Qatar en finale AFP Marwan Naamani   Qatar, le pays du SportCom’   samedi comme ca    Daniel Chaize
Le Qatar a peut être pris la main sur le sport, mais il sait aussi conserver sa main de fer. Et elle fait encore tâche sur sa Com’ quelle qu’en soit sa qualité. © Photo : AFP Marwan Naamani

Le Qatar prend-t-il la main réellement sur le sport ? Avec sa fulgurante propulsion de son équipe pour la finale du championnat de hand-ball qu’il organise dans sa bonne ville de Doha, on pourrait le penser car c’est historique. C’est en effet la première fois que la finale de ce sport s’ouvre à une équipe non européenne, même si sa composition est composite avec des joueurs venus de Bosnie, Cuba, Egypte, Espagne, France, Iran, Monténégro, Syrie, Tunisie… et du Qatar et même s’il semble que les arbitres n’y soient pas pour peu. Du moins c’est l’avis des Polonais qui à la fin de leur match perdu les ont applaudis ironiquement. Peu importe, la Com’, un des fers de lance de ce petit émirat riche de pétrole et plus encore de gaz naturel est dores et déjà gagnante et il se confirme qu’elle un pivot majeur pour une reconnaissance et un rôle dans la société des nations croissant. C’est important car le pays n’est indépendant que depuis 1971 après avoir quitté le Royaume-Uni.

La communication, le Qatar sait faire et il en a désormais les ressources avec de nombreux médias et outils qui forment un Meccano d’influence redoutable ! Avec seulement un peu plus de 2 millions d’habitants, la chaine de télévision Al Jazeera qu’il a créé avec une présence dans 35 pays, Al Jazeera Sports et sa filiale BeIn Sport sont autant de drapeaux qui lui assure une place diplomatique autant que médiatique déterminante.
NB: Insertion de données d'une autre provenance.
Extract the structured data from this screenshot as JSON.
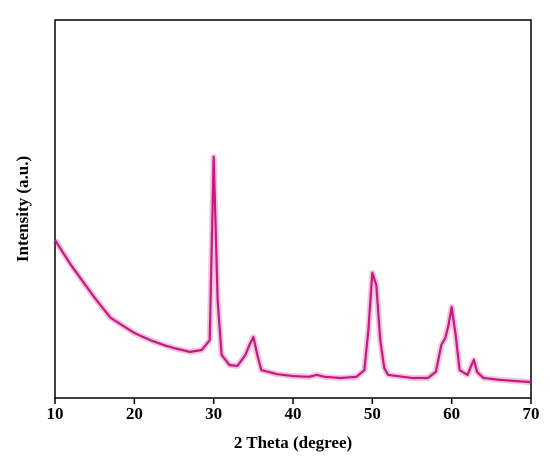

Et puis il y a le sport, les sports qui sont autant de vaisseaux conquérants sur tous les continents et les mers. Open de Tennis de Doha (ATP 250) où le numéro 1 mondial a fait le déplacement cette année, naturalisation d’athlètes qui rapportent des médailles les plus belles, implication dans le sport hippique (en France le sponsoring du prix du la prestigieuse marque « prix de l’Arc de triomphe »), et surtout l’organisation d’événements parmi les plus importants au monde. Ce championnat du monde actuel de hand-ball et bien sûr la Coupe du monde de football en 2022 et chacun sait que le football, en termes de communication du moins, est le sport roi car il est le sport le plus communicant. Le Qatar a donc un championnat de football national de qualité avec de grandes vedettes internationales mobilisées, dont certaines entre dans le système de la nationalisation, achats de clubs étrangers dont le PSG en France, mais Malaga et le maillot (pour l’instant en remplacement de celui de l’UNICEF et peut-être premier pas avant un achat total) du FC Barcelone en Espagne, Manchester United (Angleterre) toujours dans le viseur malgré un échec. Une nouvelle marque d’équipements sportifs Burrda se développe aussi tranquillement depuis 2006 sous le drapeau suisse et habille déjà les équipes de Wolverhampton et de Leicester en Angleterre, de l’OGC Nice en France. Le Qatar sait donc pousser les gaz de la communication au moins autant que ses rejets de CO2 (Il est le pays qui en rejette le plus par habitant) et espère que cela va lui donner les couleurs qu’il ambitionne. Et il n’accepte pas les résultats blancs comme en atteste la porte de sortie promise à l’entraineur du PSG s’il n’obtient pas de bons résultats en coupe d’Europe.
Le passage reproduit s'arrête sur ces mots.